L’activation de Src par les adhésions engendre aussi directement la polymérisation de l’actine et la formation de protrusions (Angers-Loustau et al., 2004). En effet la cortactine, qui est impliquée dans le formation des protrusions, est un des substrat de Src (Weed and Parsons, 2001; Daly, 2004). De manière plus générale, la cortactine est impliquée dans le remodelage du cytosquelette une fois activée par Src (Figure 2.12) (Lua and Low, 2005).

Figure 2.12 La cortactine est impliquée dans le remodellage de l’actine et la formation de protrusions membranaire. Son activité est régulée par les tyrosines kinases de la famille Src (Lua and Low, 2005).

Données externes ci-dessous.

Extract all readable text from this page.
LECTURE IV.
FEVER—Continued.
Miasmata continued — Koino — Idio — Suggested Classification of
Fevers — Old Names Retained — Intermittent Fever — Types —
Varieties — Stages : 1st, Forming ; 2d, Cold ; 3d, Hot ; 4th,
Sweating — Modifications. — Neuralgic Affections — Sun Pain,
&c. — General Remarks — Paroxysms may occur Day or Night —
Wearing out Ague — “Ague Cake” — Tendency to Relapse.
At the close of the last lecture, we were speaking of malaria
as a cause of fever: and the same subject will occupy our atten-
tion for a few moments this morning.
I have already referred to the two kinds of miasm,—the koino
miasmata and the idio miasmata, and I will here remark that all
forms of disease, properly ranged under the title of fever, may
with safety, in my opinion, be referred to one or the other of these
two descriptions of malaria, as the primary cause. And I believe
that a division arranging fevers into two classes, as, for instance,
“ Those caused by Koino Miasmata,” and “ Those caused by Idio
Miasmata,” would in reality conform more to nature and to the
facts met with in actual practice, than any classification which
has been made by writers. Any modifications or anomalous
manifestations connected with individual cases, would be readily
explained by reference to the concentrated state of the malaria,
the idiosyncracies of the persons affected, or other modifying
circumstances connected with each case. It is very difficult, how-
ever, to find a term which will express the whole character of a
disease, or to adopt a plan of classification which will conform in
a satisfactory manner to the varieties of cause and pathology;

La cortactine active Arp2/3 et WASP (qui est un régulateur d’Arp2/3) (Kowalski et al., 2005). Par ailleurs, elle restreint la localisation spatiale de WASP. Sans cortactine, beaucoup de protrusions apparaissent mais sans aucune restriction spatiale. Ceci suggère que la cortactine est impliquée dans la polarisation de la cellule par le contrôle qu’elle effectue de l’extension de l’activation d’Arp2/3 par WASP et de la stabilisation de l’actine (Kempiak et al., 2005). Cela explique le rôle critique de la cortactine dans la persistance du lamellipode (Bryce et al., 2005).

La contraction des fibres de stress est donc sous le contrôle de Rho et la polymérisation de l’actine dans les protrusions sous celui de Rac. L’exclusion mutuelle de ces deux RhoGTPases polarise la cellule.